Volta ao Mundo em Livros: Irlanda do Norte – Milkman

Um livro que foi muito recomendado por amigos foi o representante da Irlanda do Norte, Milkman, de Anna Burns. O livro ganhou o Booker Prize em 2018, e foi muito amado pelo júri e alguns críticos, mas considerado difícil demais por outros.

A narradora do livro é uma jovem de 18 anos, vivendo na Irlanda do Norte durante the troubles. Só que nem o que está acontecendo com o país nem a cidade tem nome, ao invés ela fala de “renouncers”, o lado em que “the only time you’d call the police in my area would be if you were going to shoot them”, e “defenders of the state”, e nós presumimos que são os apoiadores do IRA e a polícia. Tudo ficou politizado onde ela mora, e existem as “nossas lojas” e as “lojas deles” – “The right butter. The wrong butter. The tea of allegiance. The tea of betrayal.” Os personagens também não tem nome. Ela quase sempre é referida como irmã do meio, e fala da família da mesma forma: a mãe, a primeira irmã, a segunda irmã, a terceira irmã, as irmãs pequenas, o primeiro cunhado, o terceiro irmão, etc. Além disso outros personagens que são importantes na narrativa também são chamados assim, como o talvez-namorado e a amiga há mais tempo.

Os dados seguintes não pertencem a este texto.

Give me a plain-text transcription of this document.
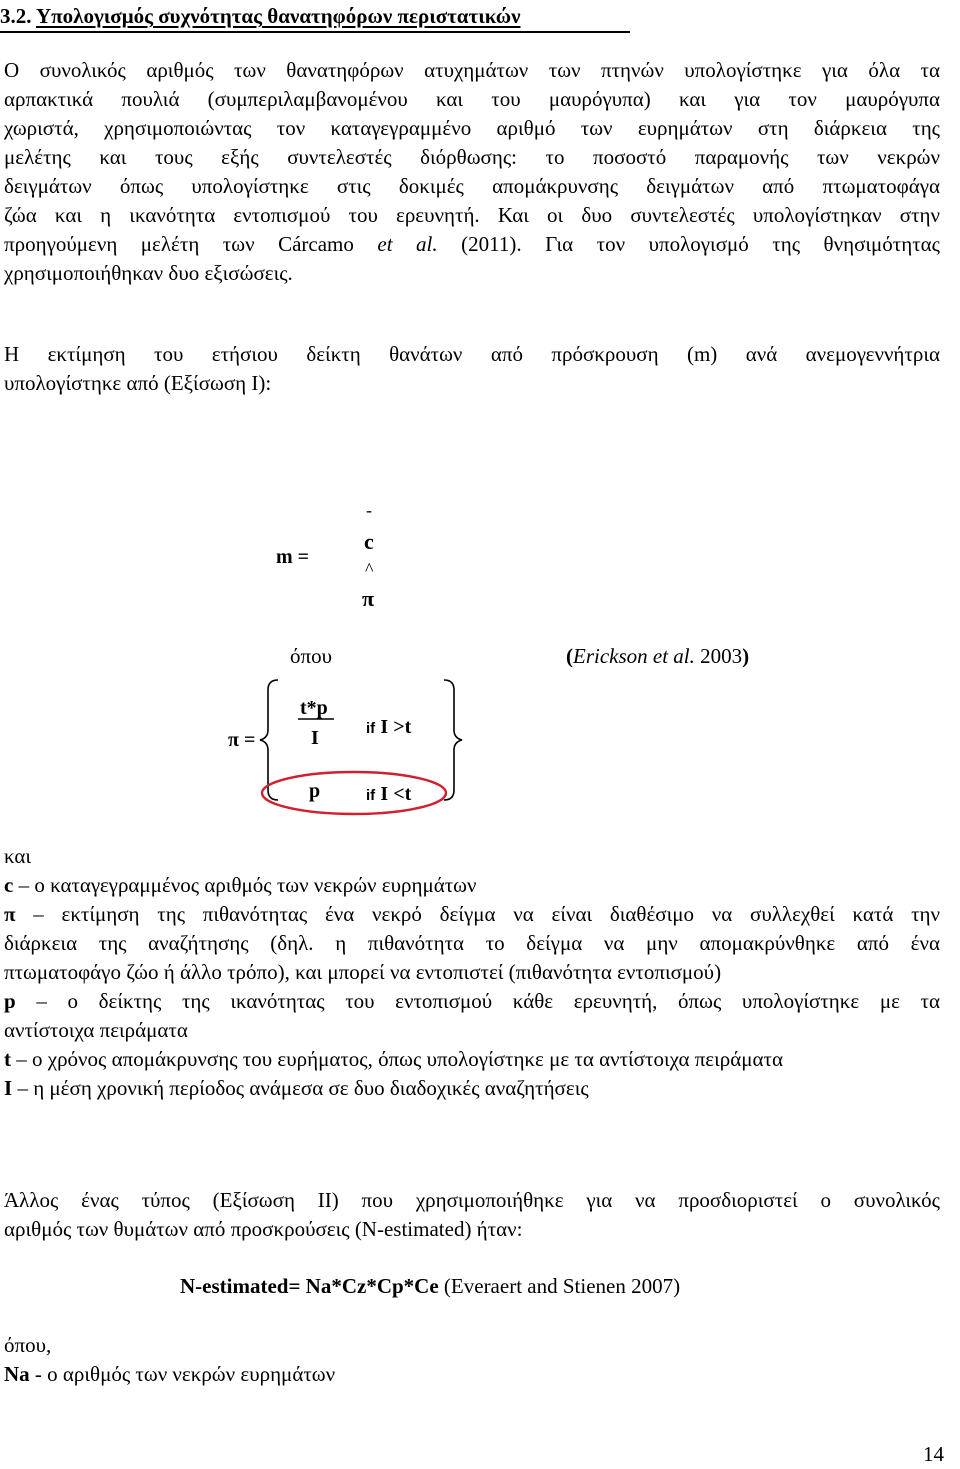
3.2. Υπολογισμός συχνότητας θανατηφόρων περιστατικών
Ο συνολικός αριθμός των θανατηφόρων ατυχημάτων των πτηνών υπολογίστηκε για όλα τα
αρπακτικά πουλιά (συμπεριλαμβανομένου και του μαυρόγυπα) και για τον μαυρόγυπα
χωριστά, χρησιμοποιώντας τον καταγεγραμμένο αριθμό των ευρημάτων στη διάρκεια της
μελέτης και τους εξής συντελεστές διόρθωσης: το ποσοστό παραμονής των νεκρών
δειγμάτων όπως υπολογίστηκε στις δοκιμές απομάκρυνσης δειγμάτων από πτωματοφάγα
ζώα και η ικανότητα εντοπισμού του ερευνητή. Και οι δυο συντελεστές υπολογίστηκαν στην
προηγούμενη μελέτη των Cárcamo et al. (2011). Για τον υπολογισμό της θνησιμότητας
χρησιμοποιήθηκαν δυο εξισώσεις.
Η εκτίμηση του ετήσιου δείκτη θανάτων από πρόσκρουση (m) ανά ανεμογεννήτρια
υπολογίστηκε από (Εξίσωση Ι):
-
m =
c
^
π
όπου	(Erickson et al. 2003)
π =
t*p
I	if I >t
p	if I <t
και
c – ο καταγεγραμμένος αριθμός των νεκρών ευρημάτων
π – εκτίμηση της πιθανότητας ένα νεκρό δείγμα να είναι διαθέσιμο να συλλεχθεί κατά την
διάρκεια της αναζήτησης (δηλ. η πιθανότητα το δείγμα να μην απομακρύνθηκε από ένα
πτωματοφάγο ζώο ή άλλο τρόπο), και μπορεί να εντοπιστεί (πιθανότητα εντοπισμού)
p – ο δείκτης της ικανότητας του εντοπισμού κάθε ερευνητή, όπως υπολογίστηκε με τα
αντίστοιχα πειράματα
t – ο χρόνος απομάκρυνσης του ευρήματος, όπως υπολογίστηκε με τα αντίστοιχα πειράματα
I – η μέση χρονική περίοδος ανάμεσα σε δυο διαδοχικές αναζητήσεις
Άλλος ένας τύπος (Εξίσωση ΙΙ) που χρησιμοποιήθηκε για να προσδιοριστεί ο συνολικός
αριθμός των θυμάτων από προσκρούσεις (N-estimated) ήταν:
N-estimated= Na*Cz*Cp*Ce (Everaert and Stienen 2007)
όπου,
Na - ο αριθμός των νεκρών ευρημάτων
14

Um dia a narradora está andando lendo um livro, como ela costuma fazer, quando um homem que todos chamam de Milkman lhe oferece uma carona. Ela sabe que ele é um dos homens mais poderosos entre os renouncers, e sente que não pode responder nada a isso, e pergunta como ela pode se sentir sob ataque se ele não encostou nela, nem a ameaçou. No dia seguinte, quando ela sai para correr, ele aparece e corre ao lado dela. Isso, e o conhecimento de que ele costuma assediar meninas novas, é o bastante para que a cidade inteira comece a espalhar rumores de que ela é sua nova amante. Até a mãe dela acredita, apesar da narradora sempre negar. Onde quer que ela vá, o Milkman está lá, e, na versão de todos, ela fez algo para pedir por isso, para atiçar um homem casado. Até em uma cena em que ela conversa com a amiga há mais tempo, alguém que ela esperava entendesse a situação, ela diz que a narradora chama demais a atenção por caminhar lendo.  

“Hold on a minute. Are you saying it’s okay for him to go around with Semtex but not okay for me to read Jane Eyre in public?” “Longest friend” dismisses her. “Semtex isn’t unusual. It’s not not to be expected.”

O Milkman é uma ameaça constante. Quando ele a vê na rua, ele sempre menciona o talvez namorado, e logo depois menciona o segundo cunhado, que morreu em um atentado terrorista, com uma bomba no seu carro. Ela entende o que ele está dizendo. 

O enredo se passa em um lugar em que o violento se tornou normal, mas qualquer quebra das convenções rígidas, mesmo que pequena, é imperdoável. As pessoas já se acostumaram com atentados, ou com o fato de que o IRA tirou as placas das ruas, todas muito parecidas, para que a polícia se perca. A rua em que jovens casais moram sem se casarem parece um choque maior. A autora mostra o resultado de viver sempre com medo e desconfiança, não só da situação política, mas também do conformismo, do patriarcado e da religiosidade sufocante. Mas também existe o escrutínio incessante por respeitabilidade. E nessa parte, ele é muito familiar. O livro também tem momentos muito engraçados, especialmente por causa das irmãs mais novas, e isso realmente me surpreendeu. Quando um livro é frequentemente descrito como difícil, a gente imagina uma tarefa, mas ele foi um prazer de ler.

Ultimamente, eu tenho adorado uma série que se passa na Irlanda da mesma época e também foca nas experiências de meninas adolescentes, Derry Girls. A série é uma comédia leve, que tem um tom completamente diferente de Milkman, mas a popularidade dos dois me fez pensar como eles parecem tão novos e frescos porque as histórias de mulheres não eram contadas. Quando tentei pensar em representações culturais dos troubles, todas as que vieram a mente eram histórias de homens, como o próprio filme escolhido aqui na Volta ao Mundo para representar a Irlanda do Norte, Hunger. E ela mostra essa faceta diferente, traz um contexto novo ao período. Por isso foi um livro perfeito para representar o país.